No reconciliation; no democracy

Hell-bent (is that an appropriate figure-of-speech?) on the path to statehood, the Palestinian Authority has recently taken two important steps to assume its place amongst the other two dozen and more Arab countries, those paragons of proper political culture.
Fatah and Hamas have agreed to delay efforts to implement the reconciliation agreement until September, Fatah official in Gaza Diab Al-Loh said.  Reconciliation committees will resume work after Eid-Al-Fitr, the three-day festival after the Muslim holy month of Ramadan at the end of August, the Fatah official said in a statement.
Why rush, we may ask  It''s always more fun killing each other, I guess, or is the problem that the Hamas is too busy killing Israelis to be reconciled with the Fatah?  Or maybe they are afraid that Fatah would request of them not to foil the bid for statehood and stop rocketing Israeli civilian population centers?  
And, of course, there’s no time like after-the-holidays time here in the region.
Following up on that move of no reconciliation, we are informed that there will be little democracy happening on the ground.  That statehood element is to be on hold as well:
Abbas postpones local elections in West Bank
President Mahmoud Abbas issued a decree on Monday postponing local West Bank elections scheduled for October 22. The presidential decree postpones elections "until appropriate circumstances" exist, the statement said, and gives time "to provide the Central Elections Commission with the opportunity to continue preparations for holding elections in all Palestinian districts."  The postponement will also provide the "appropriate environment" for efforts to end "division and reaching reconciliation and national unity," the decree said.  Local elections were last postponed in July 2011 to give more time to a reconciliation agreement between rival parties Hamas -- which rules the Gaza Strip and refuses elections until the electoral commission is reformed -- and Fatah in the West Bank, signed in May.

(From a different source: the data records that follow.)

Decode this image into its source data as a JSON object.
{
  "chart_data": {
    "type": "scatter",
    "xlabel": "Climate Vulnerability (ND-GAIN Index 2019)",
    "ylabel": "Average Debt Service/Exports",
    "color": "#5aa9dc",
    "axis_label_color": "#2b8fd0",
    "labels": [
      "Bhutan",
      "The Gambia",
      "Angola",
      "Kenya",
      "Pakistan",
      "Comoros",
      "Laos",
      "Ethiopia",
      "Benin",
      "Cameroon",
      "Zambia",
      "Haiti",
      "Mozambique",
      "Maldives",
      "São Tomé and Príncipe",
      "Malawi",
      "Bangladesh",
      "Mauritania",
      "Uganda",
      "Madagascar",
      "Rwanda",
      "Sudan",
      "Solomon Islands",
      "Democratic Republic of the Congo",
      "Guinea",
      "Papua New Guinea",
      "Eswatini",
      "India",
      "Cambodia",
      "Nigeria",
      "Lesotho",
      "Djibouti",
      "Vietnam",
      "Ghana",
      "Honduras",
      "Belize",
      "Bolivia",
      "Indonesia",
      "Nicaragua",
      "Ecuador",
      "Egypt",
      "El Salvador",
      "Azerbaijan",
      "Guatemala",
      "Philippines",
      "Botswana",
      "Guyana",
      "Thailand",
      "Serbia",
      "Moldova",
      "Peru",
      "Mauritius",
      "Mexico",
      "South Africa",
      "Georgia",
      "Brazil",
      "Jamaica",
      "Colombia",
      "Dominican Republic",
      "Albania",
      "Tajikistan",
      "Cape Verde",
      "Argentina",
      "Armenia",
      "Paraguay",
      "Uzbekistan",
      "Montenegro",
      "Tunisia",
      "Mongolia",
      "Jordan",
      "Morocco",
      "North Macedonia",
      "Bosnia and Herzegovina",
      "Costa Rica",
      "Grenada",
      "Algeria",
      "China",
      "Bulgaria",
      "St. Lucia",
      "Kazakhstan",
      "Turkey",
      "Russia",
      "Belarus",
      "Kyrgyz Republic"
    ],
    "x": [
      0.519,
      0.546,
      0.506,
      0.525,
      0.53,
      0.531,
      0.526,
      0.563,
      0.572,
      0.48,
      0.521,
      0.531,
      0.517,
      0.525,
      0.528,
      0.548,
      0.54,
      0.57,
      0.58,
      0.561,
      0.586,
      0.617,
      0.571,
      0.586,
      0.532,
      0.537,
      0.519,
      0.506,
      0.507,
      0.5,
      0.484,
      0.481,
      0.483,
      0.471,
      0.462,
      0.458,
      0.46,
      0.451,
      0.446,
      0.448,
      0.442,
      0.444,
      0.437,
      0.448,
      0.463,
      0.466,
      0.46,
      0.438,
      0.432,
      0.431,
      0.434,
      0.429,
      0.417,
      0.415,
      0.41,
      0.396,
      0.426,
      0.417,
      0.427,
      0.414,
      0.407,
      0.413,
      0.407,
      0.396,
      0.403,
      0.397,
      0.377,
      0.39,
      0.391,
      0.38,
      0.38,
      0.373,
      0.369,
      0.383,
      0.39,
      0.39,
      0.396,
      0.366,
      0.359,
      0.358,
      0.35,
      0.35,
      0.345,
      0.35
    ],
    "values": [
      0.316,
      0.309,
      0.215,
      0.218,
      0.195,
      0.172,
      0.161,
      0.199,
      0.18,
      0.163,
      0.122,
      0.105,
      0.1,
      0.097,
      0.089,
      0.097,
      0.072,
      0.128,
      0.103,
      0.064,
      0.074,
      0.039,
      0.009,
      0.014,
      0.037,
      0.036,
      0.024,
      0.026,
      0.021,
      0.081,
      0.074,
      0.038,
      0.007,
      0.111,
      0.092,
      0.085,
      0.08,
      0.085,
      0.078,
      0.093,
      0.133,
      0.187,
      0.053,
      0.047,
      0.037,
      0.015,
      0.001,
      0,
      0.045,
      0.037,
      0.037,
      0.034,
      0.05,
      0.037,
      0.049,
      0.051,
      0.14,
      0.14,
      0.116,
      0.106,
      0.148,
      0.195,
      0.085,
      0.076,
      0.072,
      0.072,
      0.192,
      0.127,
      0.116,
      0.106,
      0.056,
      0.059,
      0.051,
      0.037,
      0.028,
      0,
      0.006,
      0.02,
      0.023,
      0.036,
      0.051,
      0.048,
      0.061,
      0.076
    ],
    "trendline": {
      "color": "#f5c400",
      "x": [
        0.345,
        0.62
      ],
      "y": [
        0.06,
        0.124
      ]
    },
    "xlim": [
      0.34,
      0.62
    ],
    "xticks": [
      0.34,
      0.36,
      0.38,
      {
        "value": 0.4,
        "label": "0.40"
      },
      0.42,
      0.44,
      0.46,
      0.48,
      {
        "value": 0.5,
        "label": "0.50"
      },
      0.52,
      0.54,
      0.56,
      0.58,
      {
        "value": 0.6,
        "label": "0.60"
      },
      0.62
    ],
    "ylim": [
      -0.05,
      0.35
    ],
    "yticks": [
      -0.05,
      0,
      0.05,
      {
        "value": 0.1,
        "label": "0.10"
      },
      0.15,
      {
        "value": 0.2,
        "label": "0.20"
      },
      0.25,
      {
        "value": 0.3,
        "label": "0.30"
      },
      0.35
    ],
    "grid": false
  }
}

I see they are really preparing themselves for full Arab statehood: no freedom of the press, human rights abuses, lack of adequate judicial transparency, donor funds embezzlement and now no elections.
Great going there, Pals.
P.S. And I just can’t wait to see on NBC will be reporting on developments like these.
It seems that
Al Jazeera English star joins NBC News
Ayman Mohyeldin, the Al-Jazeera English correspondent who became the face of that channel’s widely lauded coverage of the Arab Spring, has take a job as a foreign correspondent at NBC News...another sign of Al-Jazeera English’s growing acceptance by the American establishment...Mohyeldin, who was born in Cairo and grew up in the U.S. and Jordan, will be based in the Middle East.
Besides that connection to the “East Bank”, formally known as the Hashemite Kingdom of Jordan, founded by that illustrious Saudi Arabian refugee family that needed to flee the Arabian Peninsula in the early 1920s, is he properly professional enough for this corner of the Middle East?
As for a sneak takeover of a mainstream media outlet by Al-Jazeera, well, I guess it’s a case of when “main goes insane”?